What after grand canonical ensemble? In microcanonical ensemble we have $N$ representative systems
($N \rightarrow \infty)$ characterized by macroscopic parameters $N,V,E$. These systems are isolated. Then we allow them to exchange energy through thermal contact and  they reach equilibrium at constant temperature $T$ and we obtain a canonical ensemble $N,V,T$. Further allowing for exchanging particles we obtain grand canonical ensemble $T,V,\mu$. Further allowing to mechanically work on each another we should obtain at equilibrium a $T,P,\mu$ ensemble. Does this have a significance at all?
 A: The theory of ensembles can be viewed from many points of view (we don't need to imagine any representative systems, for example). There are many more ensembles commonly used in physics than the microcanonical, canonical, and grand-canonical. For example there's the angular-momentum ensemble, described by Gibbs himself (Elementary Principles in Statistical Mechanics, chap. IV around eqn (98)), the pressure ensemble, eg:

*

*Guggenheim 1939: Grand partition functions and so-called "thermodynamic probability"

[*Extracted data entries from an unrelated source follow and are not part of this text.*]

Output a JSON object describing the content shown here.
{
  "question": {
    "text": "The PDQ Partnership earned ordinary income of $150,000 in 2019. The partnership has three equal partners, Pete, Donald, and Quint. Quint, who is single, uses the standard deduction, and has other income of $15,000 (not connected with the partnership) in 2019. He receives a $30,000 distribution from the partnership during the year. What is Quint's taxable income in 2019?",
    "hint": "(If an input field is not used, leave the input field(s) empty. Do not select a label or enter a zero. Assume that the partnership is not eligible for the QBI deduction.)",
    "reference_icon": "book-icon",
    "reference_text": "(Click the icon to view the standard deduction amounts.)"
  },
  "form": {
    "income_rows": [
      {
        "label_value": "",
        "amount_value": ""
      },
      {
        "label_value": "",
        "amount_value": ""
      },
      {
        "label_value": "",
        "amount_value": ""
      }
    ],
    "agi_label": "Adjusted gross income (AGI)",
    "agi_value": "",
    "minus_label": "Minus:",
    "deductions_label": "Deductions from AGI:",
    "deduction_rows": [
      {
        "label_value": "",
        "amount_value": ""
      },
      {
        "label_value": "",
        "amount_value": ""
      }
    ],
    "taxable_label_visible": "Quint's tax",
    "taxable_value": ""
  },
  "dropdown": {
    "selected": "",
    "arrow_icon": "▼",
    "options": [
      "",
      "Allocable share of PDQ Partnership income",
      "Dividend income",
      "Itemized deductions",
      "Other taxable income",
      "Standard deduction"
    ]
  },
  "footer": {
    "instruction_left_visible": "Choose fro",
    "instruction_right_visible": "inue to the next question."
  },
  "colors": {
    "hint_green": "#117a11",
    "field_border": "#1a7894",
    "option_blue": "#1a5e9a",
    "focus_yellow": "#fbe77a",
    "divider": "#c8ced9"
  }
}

*Lewis, Siegert 1956: Extension of the condensation theory of Yang and Lee to the pressure ensemble

*Andersen 1980: Molecular dynamics simulations at constant pressure and/or temperature

*Koper, Reiss 1996: Length Scale for the Constant Pressure Ensemble: Application to Small Systems and Relation to Einstein Fluctuation Theory
the Gaussian ensemble, eg:

*

*Hetherington 1987: Solid ${}^3\textrm{He}$ magnetism in the classical approximation

*Challa, Hetherington 1988: Gaussian Ensemble as an Interpolating Ensemble

*Johal, Planes, Vives 2003: Statistical mechanics in the extended Gaussian ensemble

*Costeniuc, Ellis, Touchette, Turkington 2006: Generalized canonical ensembles and ensemble equivalence
the evaporative ensemble, eg:

*

*Klots 1987: The evaporative ensemble

*Klots 1988: Evaporation from small particles
and see also eg

*

*Chomaz, Gulminelli, Juillet 2005: Generalized Gibbs ensembles for time-dependent processes

*Lebowitz 1959: Stationary Nonequilibrium Gibbsian Ensembles
In fact, there's an infinity of ensembles. An ensemble is simply a probability distribution, usually constant in time, over the possible (micro)states of a system. This probability is associated to a specific preparation protocol, and reflects any regularities in the observation of values of several quantities ("observables") of the system under that preparation; typically macroscopic observables, and typically constants of the motion. Energy and particle number are just examples.
That is: when we prepare a system according to a specific experimental procedure, which doesn't fix its microscopic state but gives rise to reproducible observations (over repeated identical preparations) of some quantities, then we can associate a probability distribution to such preparation. This distribution gives, for each microstate, the probability that the system has that microstate as a result of that preparation. This probability distribution is constructed in such a way as to reflect the statistical properties of that preparation under repetitions. (A "preparation" can also be a passive act; that is, we wait for the system that results from a particular physical phenomenon.)
The canonical ensemble, for example, specifies that on average we should observe a particular value of the total energy of the system, under repetitions of a specific preparation. The microcanonical ensemble specifies that we should observe in every instance a single specific value of the total energy. The Gaussian ensemble mentioned above specifies an average observed total energy, and also a specific standard deviation around it, under repeated preparations.
Good old and recent reviews of how ensembles are constructed in general are eg:

*

*Jaynes 1963: Information theory and statistical mechanics

*Chomaz, Gulminelli 2006: The challenges of finite-system statistical mechanics

*Jaynes 1993: Inferential Scattering
The general idea is as follows. When we choose a probability distribution over the microstates of our system, this distribution induces probability distributions over every observable of the system, because an observable is a function of the microstate. We fix the statistical properties that these derived distributions should have, for any observables of interest, to express the statistical regularities observed in the preparation procedure. This fixing doesn't determine a unique probability distribution, but identifies a set of probability distributions having the desired properties. From this set we select the "broadest" probability distribution, where broadness is defined as its Shannon entropy (with respect to some base measure in state space).
Some of the articles cited above also show that different ensembles can be considered equivalent only in specific situations, typically for systems with many degrees of freedom. In general they are not equivalent and one must pay attention to which one is using; this is especially true for small systems such as atomic nuclei.